Head Attention class implementation

Implementazione dell'head singolo dell'attention

Viene usato register_buffer per salvare la matrice triangolare tril in un buffer specifico, in modo che non venga considerata tra i parametri del modello.
tril diventa una normale variabile d'istanza self.tril.

class Head(nn.Module):
    """ one head of self-attention """

    def __init__(self, head_size):
        super().__init__()
        self.key = nn.Linear(n_embd, head_size, bias=False)
        self.query = nn.Linear(n_embd, head_size, bias=False)
        self.value = nn.Linear(n_embd, head_size, bias=False)
        # register_buffer salva 'tril' in self.tril
        self.register_buffer('tril', torch.tril(torch.ones(block_size, block_size)))

    def forward(self, x):
        B,T,C = x.shape
        k = self.key(x)   # (B,T,C)
        q = self.query(x) # (B,T,C)
        # compute attention scores ("affinities")
        wei = q @ k.transpose(-2,-1) * C**-0.5 # (B, T, C) @ (B, C, T) -> (B, T, T) # scaled
        wei = wei.masked_fill(self.tril[:T, :T] == 0, float('-inf')) # (B, T, T) # decoder
        wei = F.softmax(wei, dim=-1) # (B, T, T)
        wei = self.dropout(wei)
        # perform the weighted aggregation of the values
        v = self.value(x) # (B,T,C)
        out = wei @ v # (B, T, T) @ (B, T, C) -> (B, T, C)
        return out

Multi Head Attention

Creazione di più istanze di Head che lavorano in parallelo, per sfruttare più canali di comunicazione tra token.

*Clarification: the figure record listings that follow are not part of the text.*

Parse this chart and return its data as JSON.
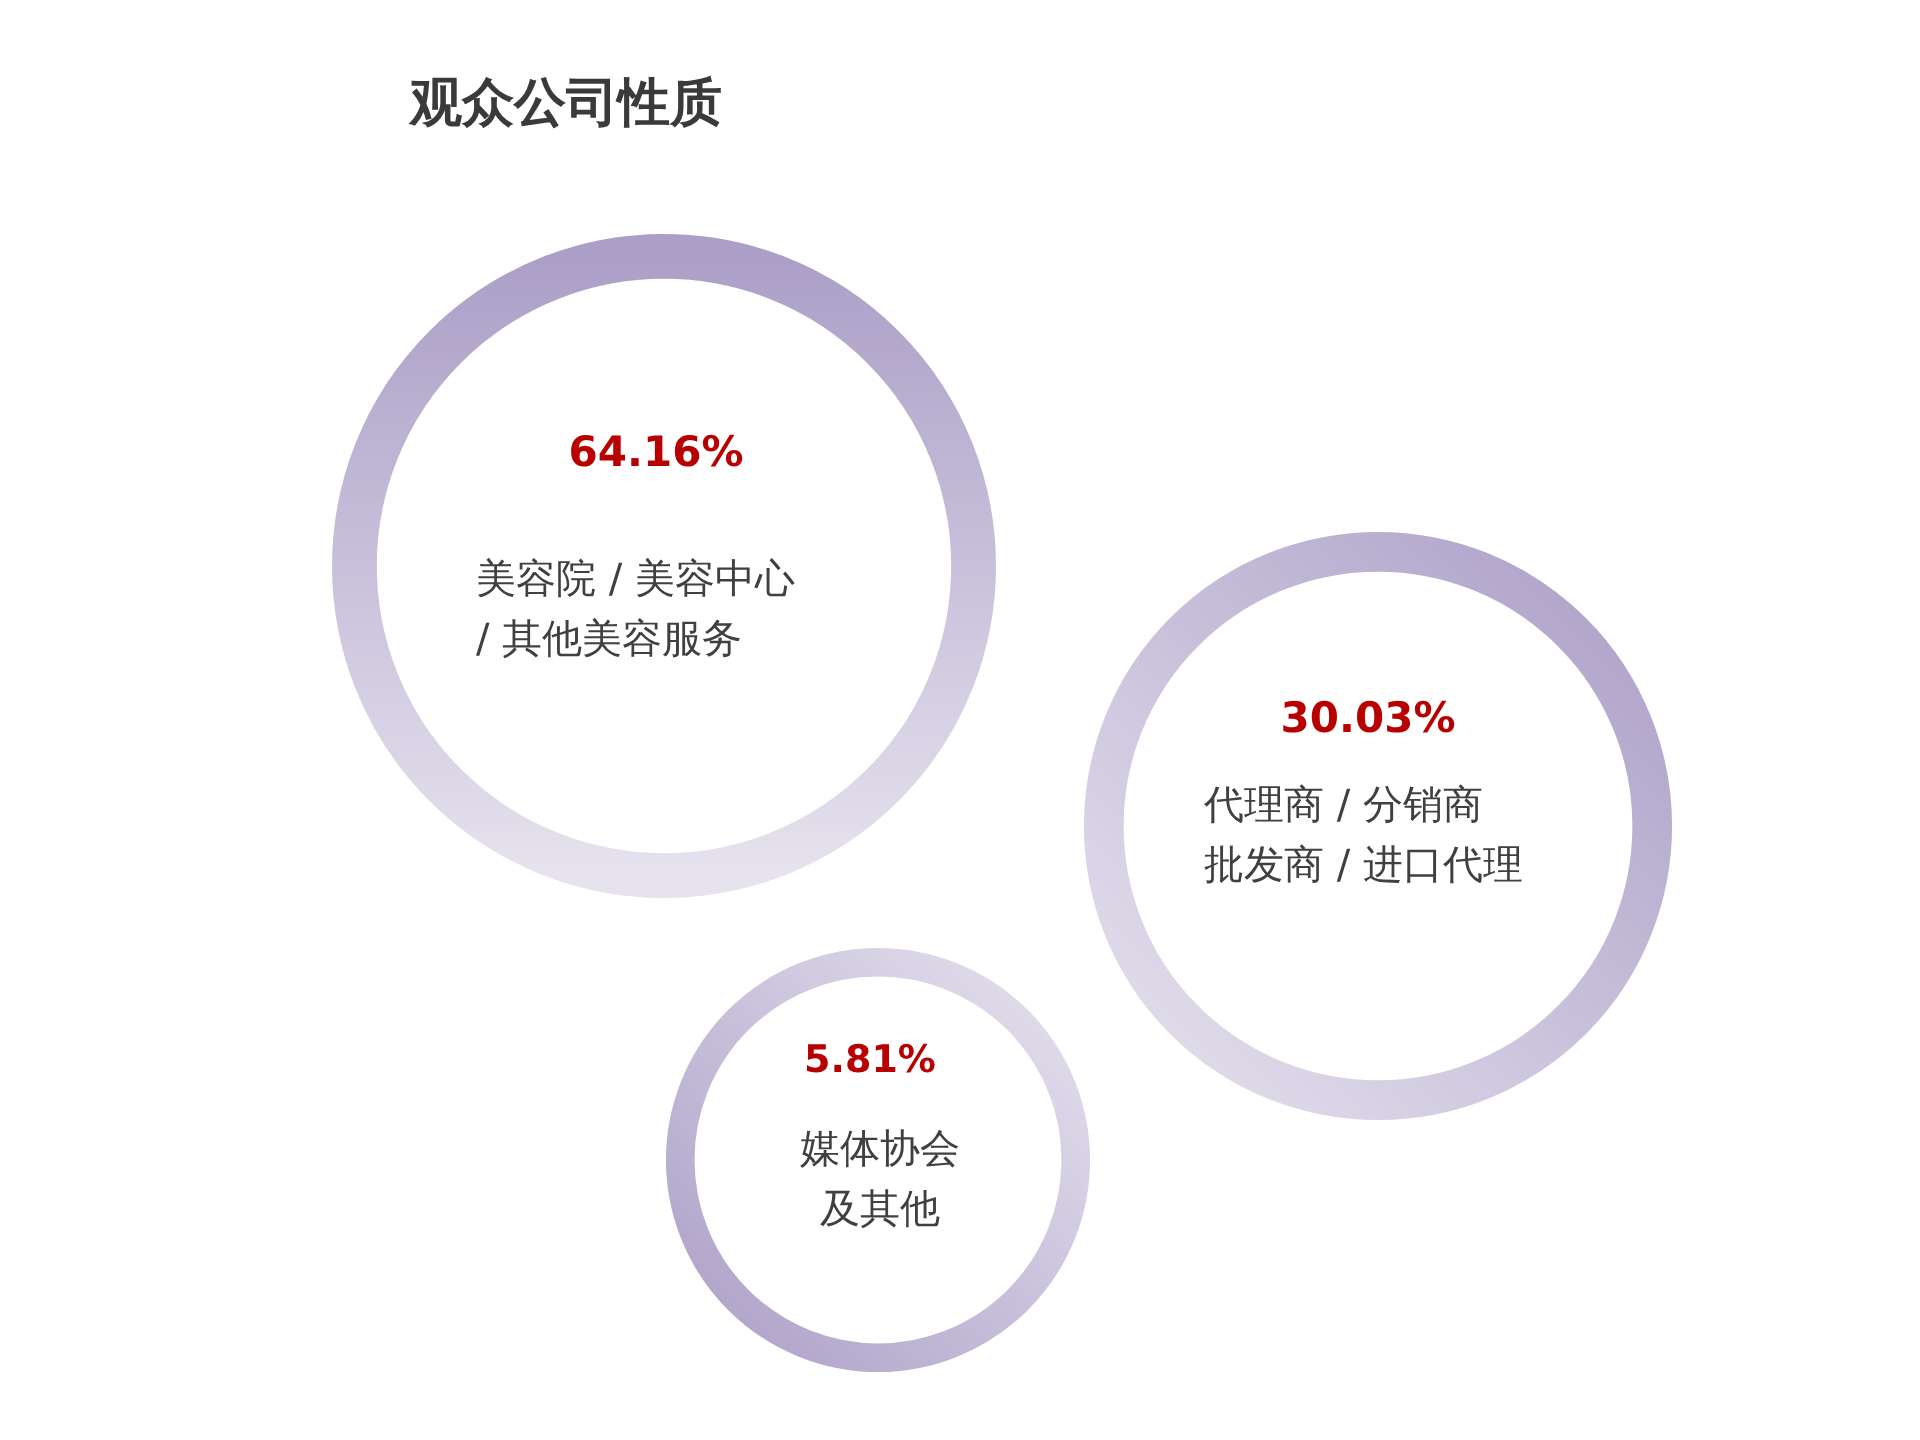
{
  "chart_data": {
    "type": "other",
    "title": "观众公司性质",
    "categories": [
      "美容院 / 美容中心 / 其他美容服务",
      "代理商 / 分销商批发商 / 进口代理",
      "媒体协会及其他"
    ],
    "values": [
      64.16,
      30.03,
      5.81
    ],
    "value_labels": [
      "64.16%",
      "30.03%",
      "5.81%"
    ],
    "colors": [
      "#ab9fc7",
      "#ab9fc7",
      "#ab9fc7"
    ]
  }
}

class MultiHeadAttention(nn.Module):

    def __init__(self, num_heads, head_size):
        super().__init__()
        self.heads = nn.ModuleList([Head(head_size) for _ in range(num_heads)])
        self.proj = nn.Linear(n_embd, n_embd)
        self.dropout = nn.Dropout(dropout)

    def forward(self, x):
        out = torch.cat([h(x) for h in self.heads], dim=-1)
        out = self.dropout(self.proj(out))
        return out

Chiaramente quando viene utilizzata MultiHeadAttention i suoi parametri saranno:

# esempio:
n_embd = 32 
n_head = 4
head_size = n_embd // n_head # <----importante: dividere per n_head!
sa = MultiHeadAttention(n_head, head_size)